From the Coma Science Group (A.T., M.-A.B., D.L., A.D., S.L.), Cyclotron Research Centre; and the Departments of Neurology (A.T., M.-A.B., A.D., S.L.) and General Intensive Care (D.L.), University Hospital of Liège, Belgium.
Neurology. 2014 Apr 1;82(13):1112-8. doi: 10.1212/WNL.0000000000000260. Epub 2014 Feb 26.
We assessed the effects of left dorsolateral prefrontal cortex transcranial direct current stimulation (DLPF-tDCS) on Coma Recovery Scale-Revised (CRS-R) scores in severely brain-damaged patients with disorders of consciousness.
In a double-blind sham-controlled crossover design, anodal and sham tDCS were delivered in randomized order over the left DLPF cortex for 20 minutes in patients in a vegetative state/unresponsive wakefulness syndrome (VS/UWS) or in a minimally conscious state (MCS) assessed at least 1 week after acute traumatic or nontraumatic insult. Clinical assessments were performed using the CRS-R directly before and after anodal and sham tDCS stimulation. Follow-up outcome data were acquired 12 months after inclusion using the Glasgow Outcome Scale-Extended.
Patients in MCS (n = 30; interval 43 ± 63 mo; 19 traumatic, 11 nontraumatic) showed a significant treatment effect (p = 0.003) as measured by CRS-R total scores. In patients with VS/UWS (n = 25; interval 24 ± 48 mo; 6 traumatic, 19 nontraumatic), no treatment effect was observed (p = 0.952). Thirteen (43%) patients in MCS and 2 (8%) patients in VS/UWS further showed postanodal tDCS-related signs of consciousness, which were observed neither during the pre-tDCS evaluation nor during the pre- or post-sham evaluation (i.e., tDCS responders). Outcome did not differ between tDCS responders and nonresponders.

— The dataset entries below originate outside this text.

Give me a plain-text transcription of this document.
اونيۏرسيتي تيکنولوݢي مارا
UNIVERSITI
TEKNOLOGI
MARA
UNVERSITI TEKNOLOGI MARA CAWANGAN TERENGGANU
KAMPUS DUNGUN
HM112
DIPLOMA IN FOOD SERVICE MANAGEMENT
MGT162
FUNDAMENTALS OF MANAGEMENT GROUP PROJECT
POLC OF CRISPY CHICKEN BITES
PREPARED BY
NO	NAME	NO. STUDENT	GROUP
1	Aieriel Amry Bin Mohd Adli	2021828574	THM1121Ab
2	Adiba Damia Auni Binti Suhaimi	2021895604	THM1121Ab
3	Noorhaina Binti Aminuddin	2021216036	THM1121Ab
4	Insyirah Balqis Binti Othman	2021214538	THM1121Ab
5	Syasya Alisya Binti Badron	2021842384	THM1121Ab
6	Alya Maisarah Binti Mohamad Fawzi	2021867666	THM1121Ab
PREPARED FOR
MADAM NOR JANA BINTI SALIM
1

tDCS over left DLPF cortex may transiently improve signs of consciousness in MCS following severe brain damage as measured by changes in CRS-R total scores.
This study provides Class II evidence that short-duration tDCS of the left DLPF cortex transiently improves consciousness as measured by CRS-R assessment in patients with MCS.
我们评估了左背外侧前额叶皮层经颅直流电刺激(DLPF-tDCS)对意识障碍的严重脑损伤患者昏迷恢复量表修订版(CRS-R)评分的影响。
在一项双盲假对照交叉设计中,在植物状态/无反应觉醒综合征(VS/UWS)或最小意识状态(MCS)患者中,以随机顺序给予左侧 DLPF 皮层的阳极和假 tDCS,时间为 20 分钟,这些患者在急性创伤性或非创伤性损伤后至少 1 周进行了评估。在阳极和假 tDCS 刺激前后直接进行临床评估,使用 CRS-R 进行评估。在纳入后 12 个月使用格拉斯哥结局量表-扩展获得随访结果数据。
MCS 患者(n=30;间隔 43±63 个月;19 例创伤性,11 例非创伤性)的 CRS-R 总分显示出显著的治疗效果(p=0.003)。VS/UWS 患者(n=25;间隔 24±48 个月;6 例创伤性,19 例非创伤性)中未观察到治疗效果(p=0.952)。13(43%)例 MCS 患者和 2(8%)例 VS/UWS 患者在接受阳极 tDCS 后出现与意识相关的迹象,这些迹象既不在预 tDCS 评估期间,也不在预 sham 评估或 post-sham 评估期间观察到(即 tDCS 反应者)。反应者和非反应者的结果没有差异。
左背外侧前额叶皮层的 tDCS 可能会短暂地改善严重脑损伤后 MCS 的意识状态,如 CRS-R 总分的变化所示。
这项研究提供了 II 级证据,表明左背外侧前额叶皮层的短时间 tDCS 可通过 CRS-R 评估改善 MCS 患者的意识。